You might also calculate the number of dollar signs.

This might be a really good predictor of whether an email is spam or not.

And so here you can see there are a large number of dollar signs,

there are eight of them, so we calculated another feature of that data set.

So this step, the raw data of the covariate, usually involves a

lot of thinking about the structure of the data that you have

and what is the right way to extract, extract the most useful

information in the fewest number of

variables that captures everything that you want.

The next stage is transforming tidy covariates.

In other words, we calculated this number, say capital

average, the average number of capitals in the data set.

But it might not be the average number that's

related very well to the outcome that we care about,

it might be the average number of capitals squared or

cubed, or it might be some other function of that.

And so the next stage is transforming

the variables into sort of more useful variables.

So for example, if we load the kernlab data

and the spam data set, we can take the

capital average, so the, this is basically this variable

right here, the fraction of letters that are capitals.

And we could square that number, and assign it to a new

variable, capital average squared, that might

be useful later in our prediction algorithm.

So those are the two steps in creating covariates.

So the first step the raw data,

the covariate really depends heavily on the application.

So like I showed you on the previous slide, in an email case, it

might be extracting the fraction of times a word appears or something like that.

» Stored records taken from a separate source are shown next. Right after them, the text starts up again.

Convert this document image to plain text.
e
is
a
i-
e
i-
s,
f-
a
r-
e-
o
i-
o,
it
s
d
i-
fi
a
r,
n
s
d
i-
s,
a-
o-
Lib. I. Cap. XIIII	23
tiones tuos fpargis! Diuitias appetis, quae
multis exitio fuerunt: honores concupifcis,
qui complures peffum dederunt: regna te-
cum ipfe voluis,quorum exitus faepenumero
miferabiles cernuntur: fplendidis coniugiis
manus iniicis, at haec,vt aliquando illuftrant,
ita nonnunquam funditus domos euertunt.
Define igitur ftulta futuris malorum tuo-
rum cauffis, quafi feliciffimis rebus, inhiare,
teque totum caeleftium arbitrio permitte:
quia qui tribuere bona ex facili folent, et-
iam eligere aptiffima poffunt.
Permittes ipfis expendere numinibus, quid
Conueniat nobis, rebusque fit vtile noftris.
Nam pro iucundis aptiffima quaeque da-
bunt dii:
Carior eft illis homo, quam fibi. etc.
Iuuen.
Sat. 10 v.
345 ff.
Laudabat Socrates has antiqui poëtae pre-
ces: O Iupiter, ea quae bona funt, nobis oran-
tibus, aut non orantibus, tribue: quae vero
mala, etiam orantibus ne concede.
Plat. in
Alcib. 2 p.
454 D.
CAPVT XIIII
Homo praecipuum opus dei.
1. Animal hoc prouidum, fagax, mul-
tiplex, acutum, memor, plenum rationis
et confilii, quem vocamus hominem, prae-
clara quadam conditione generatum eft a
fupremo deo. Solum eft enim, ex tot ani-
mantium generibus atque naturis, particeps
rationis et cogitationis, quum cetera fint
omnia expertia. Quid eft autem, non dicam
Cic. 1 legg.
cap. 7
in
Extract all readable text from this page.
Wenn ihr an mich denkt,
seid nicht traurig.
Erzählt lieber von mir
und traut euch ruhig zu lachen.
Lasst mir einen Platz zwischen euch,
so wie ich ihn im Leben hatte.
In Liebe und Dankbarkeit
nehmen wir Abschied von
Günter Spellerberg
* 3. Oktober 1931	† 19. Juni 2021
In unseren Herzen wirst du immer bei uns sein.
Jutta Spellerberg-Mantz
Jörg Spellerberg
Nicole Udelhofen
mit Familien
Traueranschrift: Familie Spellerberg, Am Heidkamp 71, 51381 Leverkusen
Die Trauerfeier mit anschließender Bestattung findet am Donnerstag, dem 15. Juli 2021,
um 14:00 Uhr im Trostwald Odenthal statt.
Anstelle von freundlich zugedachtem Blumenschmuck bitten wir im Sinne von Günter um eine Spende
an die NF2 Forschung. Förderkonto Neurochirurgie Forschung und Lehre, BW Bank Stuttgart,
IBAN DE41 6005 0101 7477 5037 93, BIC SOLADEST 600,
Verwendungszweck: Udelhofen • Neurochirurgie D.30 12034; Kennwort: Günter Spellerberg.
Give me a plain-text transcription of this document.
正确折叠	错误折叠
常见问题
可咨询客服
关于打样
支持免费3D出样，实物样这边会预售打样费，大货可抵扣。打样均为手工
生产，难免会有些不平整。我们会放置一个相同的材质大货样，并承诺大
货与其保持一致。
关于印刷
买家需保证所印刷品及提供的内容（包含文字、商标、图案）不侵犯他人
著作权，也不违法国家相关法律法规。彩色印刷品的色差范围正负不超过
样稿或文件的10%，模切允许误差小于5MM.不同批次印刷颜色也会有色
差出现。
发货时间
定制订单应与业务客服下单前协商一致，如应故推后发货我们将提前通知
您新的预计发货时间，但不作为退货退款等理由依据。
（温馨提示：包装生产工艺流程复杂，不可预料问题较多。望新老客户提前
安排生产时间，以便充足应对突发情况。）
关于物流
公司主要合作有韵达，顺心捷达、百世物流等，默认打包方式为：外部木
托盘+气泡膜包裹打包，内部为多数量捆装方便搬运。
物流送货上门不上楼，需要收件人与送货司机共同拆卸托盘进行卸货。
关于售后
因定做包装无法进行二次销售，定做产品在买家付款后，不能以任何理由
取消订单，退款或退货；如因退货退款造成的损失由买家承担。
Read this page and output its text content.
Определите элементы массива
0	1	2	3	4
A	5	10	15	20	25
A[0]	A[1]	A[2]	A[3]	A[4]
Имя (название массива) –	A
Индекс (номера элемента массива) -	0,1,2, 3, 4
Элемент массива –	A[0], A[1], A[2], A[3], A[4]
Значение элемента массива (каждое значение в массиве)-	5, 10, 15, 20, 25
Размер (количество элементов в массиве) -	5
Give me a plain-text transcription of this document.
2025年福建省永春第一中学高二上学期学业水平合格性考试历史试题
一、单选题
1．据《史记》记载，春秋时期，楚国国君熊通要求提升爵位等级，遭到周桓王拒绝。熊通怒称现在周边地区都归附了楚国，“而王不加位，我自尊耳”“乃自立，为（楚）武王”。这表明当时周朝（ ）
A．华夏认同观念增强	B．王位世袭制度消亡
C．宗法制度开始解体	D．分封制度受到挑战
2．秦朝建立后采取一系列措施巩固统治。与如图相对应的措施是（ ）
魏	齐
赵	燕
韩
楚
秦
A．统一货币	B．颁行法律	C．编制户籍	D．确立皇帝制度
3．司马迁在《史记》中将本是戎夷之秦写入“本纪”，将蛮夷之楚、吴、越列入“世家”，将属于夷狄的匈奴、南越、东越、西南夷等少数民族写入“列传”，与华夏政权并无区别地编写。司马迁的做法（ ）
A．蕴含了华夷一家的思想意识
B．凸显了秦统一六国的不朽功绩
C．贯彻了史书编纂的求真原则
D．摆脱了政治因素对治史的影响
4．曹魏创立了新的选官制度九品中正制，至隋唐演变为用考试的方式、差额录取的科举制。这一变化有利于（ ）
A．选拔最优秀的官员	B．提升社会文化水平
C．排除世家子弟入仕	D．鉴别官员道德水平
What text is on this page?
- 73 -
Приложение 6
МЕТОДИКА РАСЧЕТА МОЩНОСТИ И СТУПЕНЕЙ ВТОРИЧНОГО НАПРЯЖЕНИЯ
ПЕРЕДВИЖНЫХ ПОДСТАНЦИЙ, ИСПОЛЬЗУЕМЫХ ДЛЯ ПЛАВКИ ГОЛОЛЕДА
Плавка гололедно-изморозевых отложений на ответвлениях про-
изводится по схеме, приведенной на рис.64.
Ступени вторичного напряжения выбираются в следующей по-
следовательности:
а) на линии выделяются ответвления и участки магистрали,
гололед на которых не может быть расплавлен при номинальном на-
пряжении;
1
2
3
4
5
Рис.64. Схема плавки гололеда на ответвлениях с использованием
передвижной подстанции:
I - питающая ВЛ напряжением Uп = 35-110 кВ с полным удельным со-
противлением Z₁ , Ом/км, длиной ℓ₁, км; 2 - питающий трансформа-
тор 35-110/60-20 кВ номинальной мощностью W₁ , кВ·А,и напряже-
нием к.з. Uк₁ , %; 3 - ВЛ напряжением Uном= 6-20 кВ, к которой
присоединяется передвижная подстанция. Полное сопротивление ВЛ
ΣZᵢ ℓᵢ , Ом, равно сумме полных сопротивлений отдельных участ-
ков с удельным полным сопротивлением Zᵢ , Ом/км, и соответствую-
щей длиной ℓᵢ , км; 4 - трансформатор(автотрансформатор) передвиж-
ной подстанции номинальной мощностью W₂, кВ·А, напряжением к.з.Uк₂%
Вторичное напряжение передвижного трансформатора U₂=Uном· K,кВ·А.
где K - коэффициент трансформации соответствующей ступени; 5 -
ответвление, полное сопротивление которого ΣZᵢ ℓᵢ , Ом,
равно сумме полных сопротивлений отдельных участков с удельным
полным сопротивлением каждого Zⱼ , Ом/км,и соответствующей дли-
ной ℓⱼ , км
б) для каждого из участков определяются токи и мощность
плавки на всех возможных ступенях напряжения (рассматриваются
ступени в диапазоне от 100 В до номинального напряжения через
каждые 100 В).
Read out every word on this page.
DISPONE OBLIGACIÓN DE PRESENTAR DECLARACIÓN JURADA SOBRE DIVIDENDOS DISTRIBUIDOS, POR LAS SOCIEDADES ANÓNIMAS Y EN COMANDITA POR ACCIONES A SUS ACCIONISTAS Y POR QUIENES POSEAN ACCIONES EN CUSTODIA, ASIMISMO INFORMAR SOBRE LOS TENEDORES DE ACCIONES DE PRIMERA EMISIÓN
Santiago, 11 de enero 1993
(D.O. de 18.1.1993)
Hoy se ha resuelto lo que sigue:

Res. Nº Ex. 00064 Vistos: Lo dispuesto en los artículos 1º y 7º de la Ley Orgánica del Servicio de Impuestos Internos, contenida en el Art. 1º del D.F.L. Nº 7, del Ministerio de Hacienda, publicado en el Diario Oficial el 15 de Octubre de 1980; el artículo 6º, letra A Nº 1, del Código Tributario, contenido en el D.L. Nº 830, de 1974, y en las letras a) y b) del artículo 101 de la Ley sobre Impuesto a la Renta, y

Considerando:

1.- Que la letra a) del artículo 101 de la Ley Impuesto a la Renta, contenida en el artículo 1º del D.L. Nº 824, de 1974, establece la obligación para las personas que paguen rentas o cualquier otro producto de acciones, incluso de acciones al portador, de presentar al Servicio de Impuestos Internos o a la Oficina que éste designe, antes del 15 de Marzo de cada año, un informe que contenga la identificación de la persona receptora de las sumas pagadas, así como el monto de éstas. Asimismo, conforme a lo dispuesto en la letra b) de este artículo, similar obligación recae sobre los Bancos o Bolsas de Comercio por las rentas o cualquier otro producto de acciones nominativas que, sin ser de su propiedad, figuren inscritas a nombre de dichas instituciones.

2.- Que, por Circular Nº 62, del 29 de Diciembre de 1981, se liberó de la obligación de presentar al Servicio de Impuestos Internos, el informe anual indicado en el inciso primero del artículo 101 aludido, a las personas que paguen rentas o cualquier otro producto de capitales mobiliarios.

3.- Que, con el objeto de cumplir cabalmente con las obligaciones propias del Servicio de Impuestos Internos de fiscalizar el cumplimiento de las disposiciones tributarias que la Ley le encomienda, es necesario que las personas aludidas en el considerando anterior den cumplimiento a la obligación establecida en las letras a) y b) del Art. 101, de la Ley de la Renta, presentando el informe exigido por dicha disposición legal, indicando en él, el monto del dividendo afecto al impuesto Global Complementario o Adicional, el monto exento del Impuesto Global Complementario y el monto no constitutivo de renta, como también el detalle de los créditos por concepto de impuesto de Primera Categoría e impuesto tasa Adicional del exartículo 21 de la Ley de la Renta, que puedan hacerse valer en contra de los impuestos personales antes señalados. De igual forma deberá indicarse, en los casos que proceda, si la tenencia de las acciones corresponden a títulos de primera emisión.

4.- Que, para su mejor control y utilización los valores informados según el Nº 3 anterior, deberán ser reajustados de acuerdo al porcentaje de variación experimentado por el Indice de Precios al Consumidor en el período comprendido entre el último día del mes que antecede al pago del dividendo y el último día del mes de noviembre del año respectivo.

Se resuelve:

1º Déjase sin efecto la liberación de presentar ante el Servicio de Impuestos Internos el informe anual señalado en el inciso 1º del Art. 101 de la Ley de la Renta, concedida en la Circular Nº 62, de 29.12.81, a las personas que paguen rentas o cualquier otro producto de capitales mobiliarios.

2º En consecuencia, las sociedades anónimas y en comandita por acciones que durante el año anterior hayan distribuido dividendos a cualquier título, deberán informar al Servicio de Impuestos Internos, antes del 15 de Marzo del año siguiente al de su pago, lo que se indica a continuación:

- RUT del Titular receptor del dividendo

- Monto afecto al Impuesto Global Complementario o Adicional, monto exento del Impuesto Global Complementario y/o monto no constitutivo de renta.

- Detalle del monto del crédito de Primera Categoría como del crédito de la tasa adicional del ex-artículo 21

In a case of voice, it might be knowing something about

the frequency or the timbre of which voices are typically fall.

In the case of images, it might be identifying features of the images.

So if it's faces, where are the noses or the ears or the eyes are?

And it will depend greatly what your application is.

And the balancing act here is definitely summarization versus information loss.

In other words, it, the, the best features

are features that capture only the relevant information in,

say, the image or the email, and throw out

all the information that's not really useful at all.

And so the idea is that you have think very carefully about how to

pick the right features that explain most of what's happening in your raw data.